Burunking personal names consist of a '''family name''' (''aaxeng'') and a '''given name''' (''xeng''). Family names are derived from an individual's clan and remain the same throughout a person's life. Given names consist of two types: a) a childhood name conferred by parents at birth or early childhood (''ayaxeng''), and b) an adult name conferred at puberty by community elders (''xensho'').
Family names are generally derived from the name of the ''amasho'' (female ancestor) of a clan, usually with one of the suffixes ''-eng'', ''-iri'', ''-ko'', ''-zoi'' and, rarely, ''-daz''. For example, a descendant of ''Endazibya'' might be called ''Endazibyeng'' or ''Endazibiri''. More often, a hypocoristic form of the name is used, e.g. ''Endashiri'' or ''Daziko''.
Family names are not changed on marriage. Children will usually adopt the name of their mother.
Childhood names are usually affectionate, descriptive names indicating some physical characteristic or quality. For example, a child born with dark hair or complexion might be called ''Beuto'' "little dark one", a fair child might be called ''Oijing'' "like the sun", a happy child might be called ''Izizoi'' "fond of smiling". To western ears some of these names might seem rude or uncouth, denoting apparently negative or embarrassing features according to our own standards, e.g. ''Ishuno'' "little blind one", ''Beretteng'' "big ears", ''Xabeuno'' "little pot belly". There are few taboos concerning such names, except where they are deemed to confer bad luck or are considered to diminish the status of the family. A handful of words are not considered appropriate, e.g. ''dedez'' "beautiful, handsome" is used only of adults.

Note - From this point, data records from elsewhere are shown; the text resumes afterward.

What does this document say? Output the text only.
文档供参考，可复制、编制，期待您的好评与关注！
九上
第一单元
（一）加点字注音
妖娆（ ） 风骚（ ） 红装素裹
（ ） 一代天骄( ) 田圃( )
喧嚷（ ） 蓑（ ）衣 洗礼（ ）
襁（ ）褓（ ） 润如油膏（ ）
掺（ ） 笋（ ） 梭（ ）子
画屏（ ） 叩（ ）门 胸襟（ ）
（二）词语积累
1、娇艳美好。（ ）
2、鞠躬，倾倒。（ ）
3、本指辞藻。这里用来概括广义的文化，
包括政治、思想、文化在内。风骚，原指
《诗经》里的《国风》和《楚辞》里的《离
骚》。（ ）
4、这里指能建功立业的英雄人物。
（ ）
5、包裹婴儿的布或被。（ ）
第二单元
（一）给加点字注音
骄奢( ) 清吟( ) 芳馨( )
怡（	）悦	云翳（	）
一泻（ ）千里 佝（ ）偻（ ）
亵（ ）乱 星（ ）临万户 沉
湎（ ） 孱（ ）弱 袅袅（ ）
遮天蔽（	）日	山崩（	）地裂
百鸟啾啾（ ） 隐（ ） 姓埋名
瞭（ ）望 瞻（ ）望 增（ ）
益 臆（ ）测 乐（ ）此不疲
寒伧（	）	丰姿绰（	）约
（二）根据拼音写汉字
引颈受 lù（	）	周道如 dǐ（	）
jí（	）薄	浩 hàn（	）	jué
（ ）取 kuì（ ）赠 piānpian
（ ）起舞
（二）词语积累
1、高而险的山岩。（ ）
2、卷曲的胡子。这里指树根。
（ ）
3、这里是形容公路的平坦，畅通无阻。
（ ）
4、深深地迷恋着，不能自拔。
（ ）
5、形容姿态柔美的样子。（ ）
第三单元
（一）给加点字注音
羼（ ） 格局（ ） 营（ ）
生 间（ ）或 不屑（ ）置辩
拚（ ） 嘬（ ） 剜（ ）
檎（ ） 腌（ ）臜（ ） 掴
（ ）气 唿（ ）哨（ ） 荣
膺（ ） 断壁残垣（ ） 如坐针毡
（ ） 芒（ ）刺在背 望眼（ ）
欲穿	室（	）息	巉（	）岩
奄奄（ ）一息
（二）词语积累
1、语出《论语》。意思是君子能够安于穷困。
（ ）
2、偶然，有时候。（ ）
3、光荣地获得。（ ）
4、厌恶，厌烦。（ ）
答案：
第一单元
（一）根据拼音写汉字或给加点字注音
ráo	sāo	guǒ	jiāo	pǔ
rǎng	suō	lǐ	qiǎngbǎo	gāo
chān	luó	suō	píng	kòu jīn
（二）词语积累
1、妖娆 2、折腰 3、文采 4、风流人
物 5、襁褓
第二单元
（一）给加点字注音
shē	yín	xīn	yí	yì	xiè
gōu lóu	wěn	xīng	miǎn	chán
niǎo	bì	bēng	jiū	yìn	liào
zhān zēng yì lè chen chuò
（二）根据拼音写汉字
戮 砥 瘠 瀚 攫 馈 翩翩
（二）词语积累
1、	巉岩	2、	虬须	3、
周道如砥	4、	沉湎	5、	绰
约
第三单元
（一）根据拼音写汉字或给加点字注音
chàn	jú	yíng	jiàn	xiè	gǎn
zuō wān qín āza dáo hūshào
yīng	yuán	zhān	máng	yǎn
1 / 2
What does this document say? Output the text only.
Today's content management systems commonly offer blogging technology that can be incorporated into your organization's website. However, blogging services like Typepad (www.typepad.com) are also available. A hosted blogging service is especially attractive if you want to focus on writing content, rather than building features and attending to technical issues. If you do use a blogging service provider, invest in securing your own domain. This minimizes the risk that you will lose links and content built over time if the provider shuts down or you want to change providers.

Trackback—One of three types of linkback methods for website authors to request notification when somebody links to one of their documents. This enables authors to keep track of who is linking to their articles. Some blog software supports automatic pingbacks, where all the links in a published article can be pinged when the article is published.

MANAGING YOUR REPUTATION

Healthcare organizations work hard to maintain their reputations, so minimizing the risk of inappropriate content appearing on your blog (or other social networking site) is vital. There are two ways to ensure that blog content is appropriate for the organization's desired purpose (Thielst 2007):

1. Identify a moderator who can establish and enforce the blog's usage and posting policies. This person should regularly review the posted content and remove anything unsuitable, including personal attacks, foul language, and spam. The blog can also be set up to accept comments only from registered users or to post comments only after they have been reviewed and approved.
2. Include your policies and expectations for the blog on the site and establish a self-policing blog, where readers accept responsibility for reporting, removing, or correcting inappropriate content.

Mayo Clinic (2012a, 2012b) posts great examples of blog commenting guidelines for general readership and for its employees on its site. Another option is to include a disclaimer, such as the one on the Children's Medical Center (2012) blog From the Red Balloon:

Once a child has reached adulthood and undergone the relevant rites, it is considered rude to refer to a person by their childhood name, except for close family members and close friends. In some cases an individual will forego their childhood name entirely.
Adult names are conferred as part of the series of rites that initiate a child into adulthood. They are usually composed of two elements, which are symbolic of an individual's qualities and expected role in society. The two elements are always combined into a single word, but they may or may not make sense as a unit. For example, the name ''Endazibya'' above is derived from ''endaz'' "strength, power" and ''ibya'' "river", and may be interpreted as a whole meaning "power of a river".
In some communities it is common for all children to the same parents or the same mother to have one element of their name in common. This is often a topographical feature (''ibya'' "river", ''binji'' "mountain"), an animal (''furi'' "bird", ''heuji'' "horse") or a quality (''furi'' "white", ''funuz'' "wise").